ST put this warning from Newt Gingrich about a third party springing up in 2012 up in Hot Headlines yesterday, which gives me the perfect opportunity to launch into my thoughts on this possibility. I’ve been tossing this around for the last 4 years, since President Bush’s re-election, when I became convinced that a significant portion of the Republican Party was more interested in purchasing the middle by growing government than actually opposing the Socialization of America espoused by the Democrats since LBJ. I’ve alluded to my thought process several times in my looks at where conservatism has been the last couple years.
First, allow me to summarize the gist of Gingrich’s comments. He notes that all of the Obama administration spending excesses were set up by the Bush administration, and that there is an undercurrent of disgust aimed at both parties. We all know about the right-v-Republican-v-right battle, and there was at one point a rather heated left-v-Democrat one. However, the Democrats in power are rapidly healing that rift, even as there are rumblings of a center-v-Democrat one. I’m not exactly convinced that “Blue Dog Democrats” or PUMAs exist, but if they do, they could make a third party a much more intriguing proposition.

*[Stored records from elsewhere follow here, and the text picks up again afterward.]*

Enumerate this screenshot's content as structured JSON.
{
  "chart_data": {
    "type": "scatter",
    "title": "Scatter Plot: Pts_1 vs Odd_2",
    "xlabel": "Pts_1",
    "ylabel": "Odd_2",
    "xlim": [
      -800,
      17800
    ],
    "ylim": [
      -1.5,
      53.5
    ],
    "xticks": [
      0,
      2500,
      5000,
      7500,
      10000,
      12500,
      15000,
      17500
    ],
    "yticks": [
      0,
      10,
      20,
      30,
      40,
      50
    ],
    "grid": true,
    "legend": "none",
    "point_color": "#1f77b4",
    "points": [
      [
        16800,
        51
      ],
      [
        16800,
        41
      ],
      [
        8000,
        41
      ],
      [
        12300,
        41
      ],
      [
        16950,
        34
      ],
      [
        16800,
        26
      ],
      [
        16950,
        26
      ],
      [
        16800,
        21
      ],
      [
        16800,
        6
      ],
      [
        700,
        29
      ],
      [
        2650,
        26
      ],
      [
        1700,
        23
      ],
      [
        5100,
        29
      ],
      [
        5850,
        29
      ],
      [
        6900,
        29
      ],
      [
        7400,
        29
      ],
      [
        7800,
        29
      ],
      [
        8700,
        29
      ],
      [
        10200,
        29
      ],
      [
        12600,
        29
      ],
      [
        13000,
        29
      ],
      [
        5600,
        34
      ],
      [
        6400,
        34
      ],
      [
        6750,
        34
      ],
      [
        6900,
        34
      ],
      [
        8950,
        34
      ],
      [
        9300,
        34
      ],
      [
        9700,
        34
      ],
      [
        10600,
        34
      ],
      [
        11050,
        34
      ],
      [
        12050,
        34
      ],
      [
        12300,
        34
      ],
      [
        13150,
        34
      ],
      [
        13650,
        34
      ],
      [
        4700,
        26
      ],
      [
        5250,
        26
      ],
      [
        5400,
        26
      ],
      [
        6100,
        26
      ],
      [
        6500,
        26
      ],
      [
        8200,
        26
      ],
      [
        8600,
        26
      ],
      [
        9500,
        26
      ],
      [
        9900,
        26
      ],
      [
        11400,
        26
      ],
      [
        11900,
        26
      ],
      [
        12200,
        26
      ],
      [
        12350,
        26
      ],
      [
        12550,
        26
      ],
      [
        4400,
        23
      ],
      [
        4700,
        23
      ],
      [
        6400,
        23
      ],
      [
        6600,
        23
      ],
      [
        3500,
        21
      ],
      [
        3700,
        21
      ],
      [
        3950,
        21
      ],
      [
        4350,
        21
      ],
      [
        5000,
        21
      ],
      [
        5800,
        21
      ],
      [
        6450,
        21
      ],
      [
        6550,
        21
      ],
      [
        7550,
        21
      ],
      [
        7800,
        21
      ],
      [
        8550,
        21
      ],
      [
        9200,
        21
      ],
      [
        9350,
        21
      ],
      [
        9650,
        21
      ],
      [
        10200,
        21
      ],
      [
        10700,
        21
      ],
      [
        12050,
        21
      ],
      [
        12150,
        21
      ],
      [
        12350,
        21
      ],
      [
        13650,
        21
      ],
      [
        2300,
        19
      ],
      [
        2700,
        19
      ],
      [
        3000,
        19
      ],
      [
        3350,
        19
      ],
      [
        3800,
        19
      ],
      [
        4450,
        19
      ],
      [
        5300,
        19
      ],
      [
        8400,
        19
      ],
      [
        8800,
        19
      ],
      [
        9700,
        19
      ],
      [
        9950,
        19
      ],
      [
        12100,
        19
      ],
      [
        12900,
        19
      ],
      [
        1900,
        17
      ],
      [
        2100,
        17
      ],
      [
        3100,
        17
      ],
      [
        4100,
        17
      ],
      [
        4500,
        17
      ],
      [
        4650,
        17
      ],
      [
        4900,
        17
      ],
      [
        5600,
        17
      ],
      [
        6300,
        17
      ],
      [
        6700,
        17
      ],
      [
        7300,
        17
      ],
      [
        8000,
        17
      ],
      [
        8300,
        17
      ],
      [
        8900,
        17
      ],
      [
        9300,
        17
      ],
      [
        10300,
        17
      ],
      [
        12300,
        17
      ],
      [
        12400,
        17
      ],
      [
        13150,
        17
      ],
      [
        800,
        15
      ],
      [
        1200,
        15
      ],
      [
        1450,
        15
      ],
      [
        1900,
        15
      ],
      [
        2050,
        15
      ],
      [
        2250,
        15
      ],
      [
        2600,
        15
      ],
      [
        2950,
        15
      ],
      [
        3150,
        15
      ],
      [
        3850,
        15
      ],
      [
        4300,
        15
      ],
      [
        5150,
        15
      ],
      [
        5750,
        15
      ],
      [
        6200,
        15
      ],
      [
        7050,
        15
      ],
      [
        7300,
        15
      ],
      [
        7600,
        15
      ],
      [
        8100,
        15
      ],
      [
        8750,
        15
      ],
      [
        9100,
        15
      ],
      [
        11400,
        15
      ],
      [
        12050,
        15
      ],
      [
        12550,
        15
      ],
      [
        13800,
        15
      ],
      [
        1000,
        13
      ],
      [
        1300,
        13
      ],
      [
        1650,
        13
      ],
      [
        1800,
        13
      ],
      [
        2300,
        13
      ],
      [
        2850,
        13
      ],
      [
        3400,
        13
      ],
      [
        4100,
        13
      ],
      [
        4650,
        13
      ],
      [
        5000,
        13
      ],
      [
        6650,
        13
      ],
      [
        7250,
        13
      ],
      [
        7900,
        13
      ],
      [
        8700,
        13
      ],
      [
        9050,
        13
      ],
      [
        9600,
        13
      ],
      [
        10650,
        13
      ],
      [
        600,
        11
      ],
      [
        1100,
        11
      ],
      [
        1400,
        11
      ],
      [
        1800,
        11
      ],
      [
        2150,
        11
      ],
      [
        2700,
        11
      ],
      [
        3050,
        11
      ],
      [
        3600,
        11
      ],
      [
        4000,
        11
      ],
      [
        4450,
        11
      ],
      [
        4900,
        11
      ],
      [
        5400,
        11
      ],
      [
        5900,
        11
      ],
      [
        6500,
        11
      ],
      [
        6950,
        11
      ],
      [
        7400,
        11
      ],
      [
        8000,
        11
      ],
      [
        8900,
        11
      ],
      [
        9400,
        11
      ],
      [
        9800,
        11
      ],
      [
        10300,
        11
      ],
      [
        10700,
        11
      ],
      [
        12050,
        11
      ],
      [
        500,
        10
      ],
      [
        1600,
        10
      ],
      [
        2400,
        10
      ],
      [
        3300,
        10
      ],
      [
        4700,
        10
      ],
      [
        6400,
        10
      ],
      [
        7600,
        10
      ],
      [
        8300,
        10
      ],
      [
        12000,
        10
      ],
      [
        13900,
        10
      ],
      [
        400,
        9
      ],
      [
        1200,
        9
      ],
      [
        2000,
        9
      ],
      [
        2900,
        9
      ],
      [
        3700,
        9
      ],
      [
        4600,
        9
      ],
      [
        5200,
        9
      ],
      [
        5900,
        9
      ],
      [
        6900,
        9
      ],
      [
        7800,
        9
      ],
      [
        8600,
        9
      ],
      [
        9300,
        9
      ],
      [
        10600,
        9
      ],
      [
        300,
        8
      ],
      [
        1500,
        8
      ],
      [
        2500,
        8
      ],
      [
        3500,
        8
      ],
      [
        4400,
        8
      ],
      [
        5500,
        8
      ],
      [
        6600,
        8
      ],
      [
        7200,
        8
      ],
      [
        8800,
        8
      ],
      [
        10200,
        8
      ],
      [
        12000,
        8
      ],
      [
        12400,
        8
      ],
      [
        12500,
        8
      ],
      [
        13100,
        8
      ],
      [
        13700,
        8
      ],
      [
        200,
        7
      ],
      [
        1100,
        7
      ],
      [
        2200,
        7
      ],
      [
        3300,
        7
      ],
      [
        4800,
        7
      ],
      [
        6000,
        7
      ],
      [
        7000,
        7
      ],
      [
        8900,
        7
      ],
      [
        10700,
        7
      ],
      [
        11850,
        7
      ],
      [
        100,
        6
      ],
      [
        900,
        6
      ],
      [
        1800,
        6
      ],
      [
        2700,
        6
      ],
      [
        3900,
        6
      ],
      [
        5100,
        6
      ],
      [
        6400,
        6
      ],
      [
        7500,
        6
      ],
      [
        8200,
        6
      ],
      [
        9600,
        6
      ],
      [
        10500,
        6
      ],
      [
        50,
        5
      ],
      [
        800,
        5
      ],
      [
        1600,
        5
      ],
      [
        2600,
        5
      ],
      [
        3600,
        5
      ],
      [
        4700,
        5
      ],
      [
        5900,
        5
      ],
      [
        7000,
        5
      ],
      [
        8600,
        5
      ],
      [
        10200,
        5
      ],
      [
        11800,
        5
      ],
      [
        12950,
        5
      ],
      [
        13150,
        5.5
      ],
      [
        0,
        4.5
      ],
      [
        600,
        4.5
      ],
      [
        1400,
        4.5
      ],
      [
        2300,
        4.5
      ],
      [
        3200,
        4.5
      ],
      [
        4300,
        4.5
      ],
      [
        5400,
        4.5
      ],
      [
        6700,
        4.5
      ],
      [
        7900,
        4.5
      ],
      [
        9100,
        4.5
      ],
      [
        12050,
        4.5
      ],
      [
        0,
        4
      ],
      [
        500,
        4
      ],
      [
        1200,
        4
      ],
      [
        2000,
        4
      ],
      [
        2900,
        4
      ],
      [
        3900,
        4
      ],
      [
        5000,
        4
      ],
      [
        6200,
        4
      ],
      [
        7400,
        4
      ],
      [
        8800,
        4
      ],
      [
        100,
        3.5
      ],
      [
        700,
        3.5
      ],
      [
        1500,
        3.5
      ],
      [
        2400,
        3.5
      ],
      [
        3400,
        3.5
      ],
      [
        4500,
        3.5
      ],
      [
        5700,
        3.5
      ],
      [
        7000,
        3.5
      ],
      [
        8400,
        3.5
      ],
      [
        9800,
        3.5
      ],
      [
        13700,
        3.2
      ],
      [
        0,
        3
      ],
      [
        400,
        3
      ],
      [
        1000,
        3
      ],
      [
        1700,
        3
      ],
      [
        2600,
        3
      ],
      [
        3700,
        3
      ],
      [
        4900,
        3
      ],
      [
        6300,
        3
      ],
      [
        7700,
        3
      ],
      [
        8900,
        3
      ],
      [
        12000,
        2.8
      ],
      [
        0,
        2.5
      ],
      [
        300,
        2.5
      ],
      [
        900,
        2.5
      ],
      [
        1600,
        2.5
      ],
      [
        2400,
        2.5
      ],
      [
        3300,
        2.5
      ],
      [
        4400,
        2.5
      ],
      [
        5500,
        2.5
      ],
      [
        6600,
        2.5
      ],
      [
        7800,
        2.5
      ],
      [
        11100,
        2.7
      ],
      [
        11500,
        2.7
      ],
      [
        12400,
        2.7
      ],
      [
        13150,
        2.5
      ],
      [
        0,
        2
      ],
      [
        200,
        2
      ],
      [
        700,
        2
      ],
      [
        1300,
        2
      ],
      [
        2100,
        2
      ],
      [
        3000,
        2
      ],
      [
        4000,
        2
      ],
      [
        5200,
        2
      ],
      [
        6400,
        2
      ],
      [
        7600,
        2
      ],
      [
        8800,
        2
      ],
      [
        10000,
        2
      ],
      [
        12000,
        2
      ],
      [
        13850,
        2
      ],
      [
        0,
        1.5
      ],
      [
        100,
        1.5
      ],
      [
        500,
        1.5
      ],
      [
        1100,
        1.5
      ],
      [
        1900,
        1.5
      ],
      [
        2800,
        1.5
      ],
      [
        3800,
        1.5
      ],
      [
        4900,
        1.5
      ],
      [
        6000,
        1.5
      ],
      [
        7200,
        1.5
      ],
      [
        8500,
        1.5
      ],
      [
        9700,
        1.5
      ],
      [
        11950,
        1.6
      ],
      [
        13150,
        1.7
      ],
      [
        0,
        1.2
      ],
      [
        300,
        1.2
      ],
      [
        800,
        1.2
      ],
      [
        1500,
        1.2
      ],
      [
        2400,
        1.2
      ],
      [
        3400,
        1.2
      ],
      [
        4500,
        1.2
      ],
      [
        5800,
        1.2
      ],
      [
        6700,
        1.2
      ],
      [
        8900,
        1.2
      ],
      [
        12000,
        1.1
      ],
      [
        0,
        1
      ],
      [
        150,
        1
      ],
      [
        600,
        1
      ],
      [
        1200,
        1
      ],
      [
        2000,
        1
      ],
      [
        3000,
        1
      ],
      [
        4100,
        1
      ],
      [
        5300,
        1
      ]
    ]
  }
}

The essential part of creating a third party is finding something that is not addressed by either of the two existing parties, but is popular enough to create an electoral majority. The ideology that is closest to being able to create that, social conservatism, has been sufficiently tarred by the left that even though individual issues still win on the ballot, politicians are sufficiently scared of the tar to actually attach themselves to it.
I wish I could believe that fiscal conservatism could be that glue. The scope of the various Tea Parties are encouraging. However, I’ve seen this before in the county I live in (Milwaukee County, Wisconsin), and while we still have the County Executive that got swept in, a supermajority of the County Board went back to the tax-and-spend-and-tax-and-spend-and-tax-and-spend tactics that ultimately led to the pension scandal that sparked the temporary tax revolt.
Even if a conservative glue could be found, there’s the matter of supplanting the Republican Party as the “Not-Democrat” Party. In most states, the existing “third” parties have consistently failed to get more than a handful of votes. Given the plurality-wins structure in most states, there will necessarily be a rather lengthy stretch of comlete Democrat control of government.
That brings me to the other limiting factor; time. There are actually three different clocks running; the 2010 elections, the point at which the “looters” and “moochers” are a majority, and the point at which the entitlement scheme starts drawing from the general fund rather than supplementing it. One could argue that we’re already past the second point; the fact that President Obama took a majority of the vote with a very-thinly-veiled Socialist agenda, and the Democrats in Congress and in statehouses increased their majorities with an unveiled Socialist one, would suggest that point has been crossed.
Similarily, it probably is too late to create a new “Not-Democrat” Party that will have a chance in the 2010 elections. It took the Republicans 6 years to be a force on the national scene. I’ve stated time and again that today’s Democrats will try their hardest to not repeat the mistakes of the 1850s and allow an “upstart” party to get enough roots to challenge their hegemony.
While there still is almost a decade before Social Security goes into the red, the problem is that those in office after the 2010 elections will be the ones to redraw the districts. Meanwhile, not only is nothing being done to correct the problem, but the things that can correct the problem have been systematically wrecked.
If someone could give me good news I could believe in, I would appreciate it.